Bolivia Pulls Out of World Bank Trade Court

It is an institution little known outside the world of international corporate attorneys, but it can assert power greater than national governments. It is called the International Centre for Settlement of Investment Disputes (ISCID), a secretive trade court operated by the World Bank in Washington.

This week three Latin Governments began the process of unraveling its powers. At a summit meeting the governments of Bolivia, Venezuela, and Nicaragua announced that they were ending their participation in ICSID. They are pulling out. The move is an important event in the evolving politics of global trade.

ICSID is the same trade court handpicked by the U.S. Bechtel Corporation, in its unsuccessful effort to sue Bolivians for $50 million in the aftermath of the Cochabamba Water Revolt that ousted the company. The ICSID process is highly secretive. The public and the media aren't allowed to know when or where case tribunals meet, who testifies or what they say. An international pressure campaign waged by more than 300 groups in 43 countries eventually led Bechtel officials to drop their case in January 2006, for a token payment equal to thirty cents. Read more about the case here.

The three Latin American governments declared at a summit in Merida, Venezuela, "[We] emphatically reject the legal, media and diplomatic pressure of some multinationals that ... resist the sovereign rulings of countries, making threats and initiating suits in international arbitration."

The Washington-based Institute for Policy Studies and Food & Water Watch just released a report analyzing how the World Bank/ICSID dispute resolution process "has given global companies unprecedented power to undermine governments’ authority to protect human rights and natural resources and pursue national development strategies." That report can be read here.
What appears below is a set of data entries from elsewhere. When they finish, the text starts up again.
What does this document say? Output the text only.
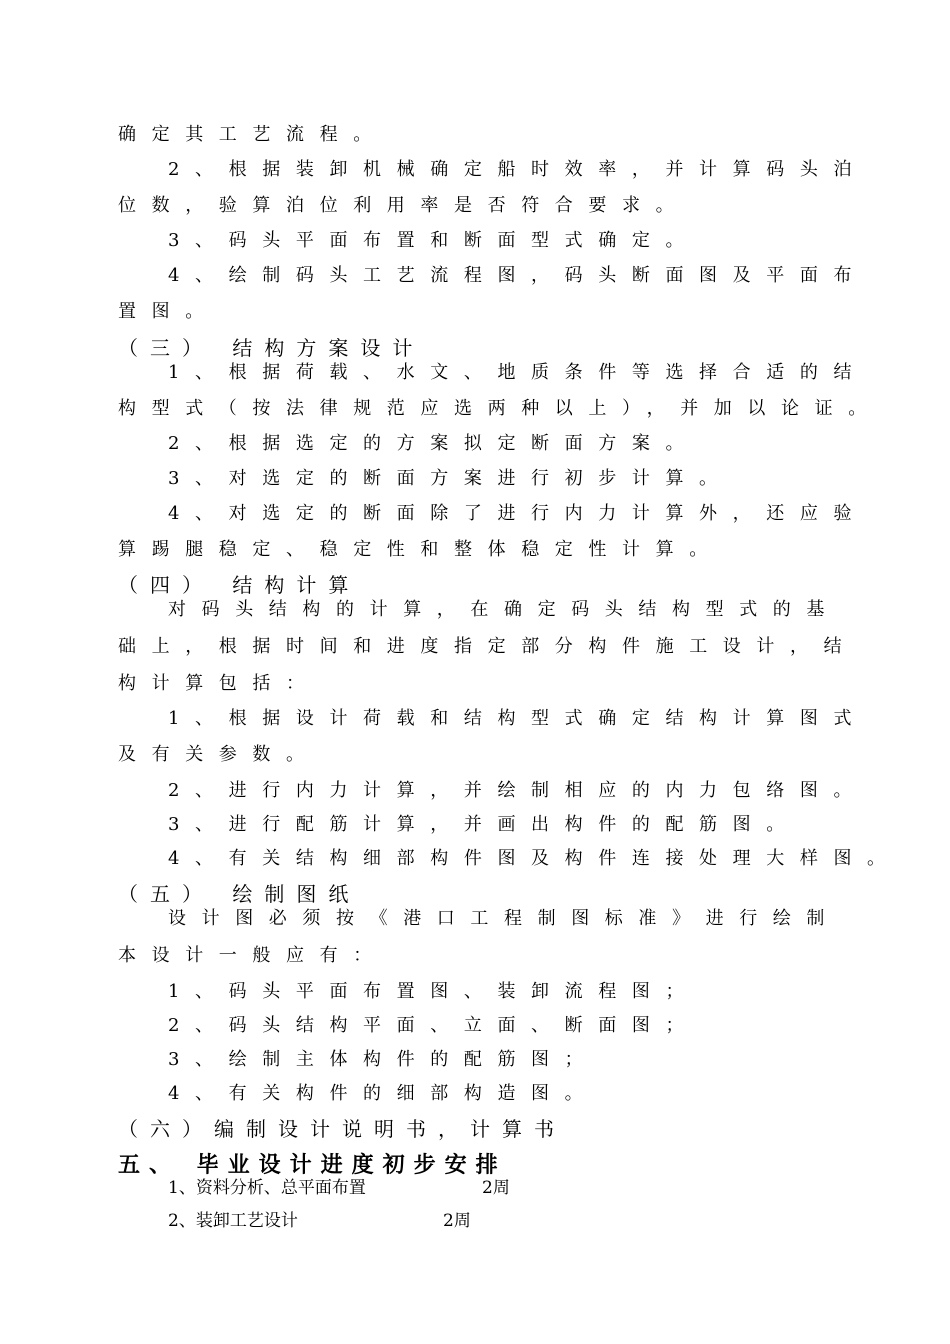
确定其工艺流程。
2、根据装卸机械确定船时效率，并计算码头泊
位数，验算泊位利用率是否符合要求。
3、码头平面布置和断面型式确定。
4、绘制码头工艺流程图，码头断面图及平面布
置图。
（三） 结构方案设计
1、根据荷载、水文、地质条件等选择合适的结
构型式（按法律规范应选两种以上），并加以论证。
2、根据选定的方案拟定断面方案。
3、对选定的断面方案进行初步计算。
4、对选定的断面除了进行内力计算外，还应验
算踢腿稳定、稳定性和整体稳定性计算。
（四） 结构计算
对码头结构的计算，在确定码头结构型式的基
础上，根据时间和进度指定部分构件施工设计，结
构计算包括：
1、根据设计荷载和结构型式确定结构计算图式
及有关参数。
2、进行内力计算，并绘制相应的内力包络图。
3、进行配筋计算，并画出构件的配筋图。
4、有关结构细部构件图及构件连接处理大样图。
（五） 绘制图纸
设计图必须按《港口工程制图标准》进行绘制
本设计一般应有：
1、码头平面布置图、装卸流程图；
2、码头结构平面、立面、断面图；
3、绘制主体构件的配筋图；
4、有关构件的细部构造图。
（六）编制设计说明书，计算书
五、 毕业设计进度初步安排
1、资料分析、总平面布置	2周
2、装卸工艺设计	2周
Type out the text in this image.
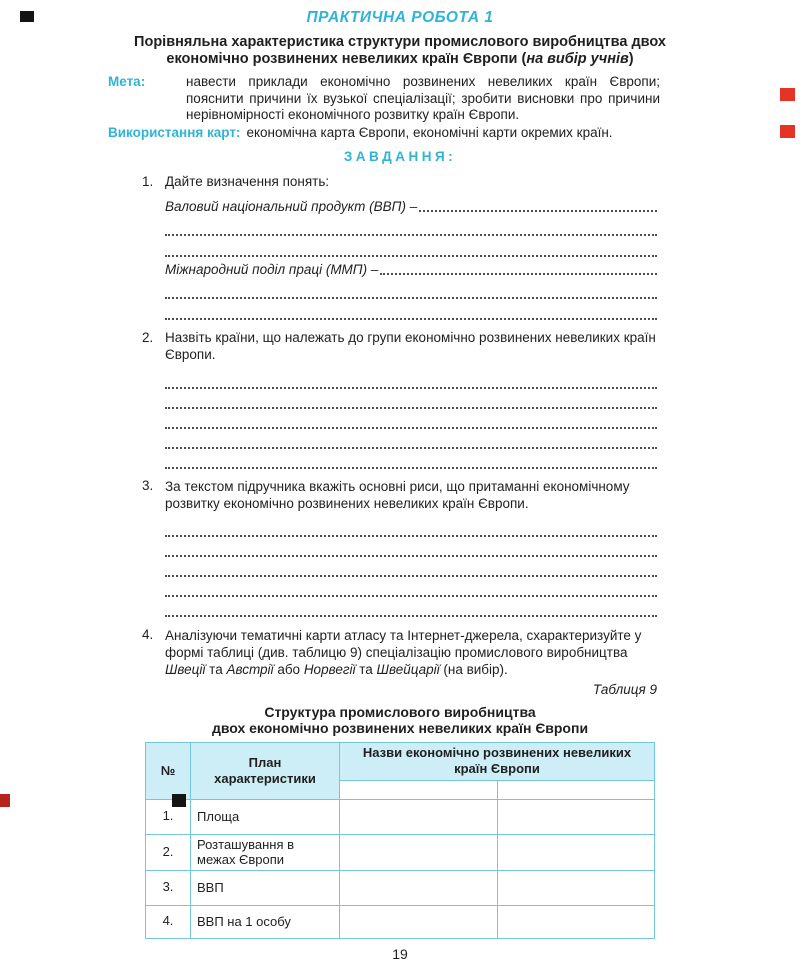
ПРАКТИЧНА РОБОТА 1
Порівняльна характеристика структури промислового виробництва двох
економічно розвинених невеликих країн Європи (на вибір учнів)
Мета:	навести приклади економічно розвинених невеликих країн Європи; пояснити причини їх вузької спеціалізації; зробити висновки про причини нерівномірності економічного розвитку країн Європи.
Використання карт: економічна карта Європи, економічні карти окремих країн.
ЗАВДАННЯ:
1. Дайте визначення понять:
Валовий національний продукт (ВВП) –
Міжнародний поділ праці (ММП) –
2. Назвіть країни, що належать до групи економічно розвинених невеликих країн Європи.
3. За текстом підручника вкажіть основні риси, що притаманні економічному розвитку економічно розвинених невеликих країн Європи.
4. Аналізуючи тематичні карти атласу та Інтернет-джерела, схарактеризуйте у формі таблиці (див. таблицю 9) спеціалізацію промислового виробництва Швеції та Австрії або Норвегії та Швейцарії (на вибір).
Таблиця 9
Структура промислового виробництва
двох економічно розвинених невеликих країн Європи
№	План характеристики	Назви економічно розвинених невеликих країн Європи	

1.	Площа		
2.	Розташування в межах Європи		
3.	ВВП		
4.	ВВП на 1 особу		
19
The ability of Bolivia and the other countries to completely disengage from ICSID still remains in some doubt. What binds Bolivia to the World Bank trade court is not Bolivian law but a whole set of bilateral trade agreements with other countries that invoke ICSID as the agreed to mechanism for arbitration. According to one attorney familiar with the process, many of those agreements allow for dispute resolution to take place through other mechanisms that are less secretive and more balanced in terms of national rights. However, other agreements only invoke ICSID as the arbiter and in those cases Bolivia will have to negotiate new arrangements.

In a world of tightening global economic rules, most written to favor corporations just like Bechtel, ICSID has become a major policeman. To be sure, governments and investors will not always see eye to eye on things after contracts are signed and disputes will need to be settled fairly. But that should not be a license to do so in secret, hidden even from those who will bear the cost, in cash, or in the repeal of important environmental and consumer protections.

Saying "hasta la vista" to ICSID is a step toward reclaiming sovereignty and it should not come us a surprise if other countries start to follow Bolivia's lead.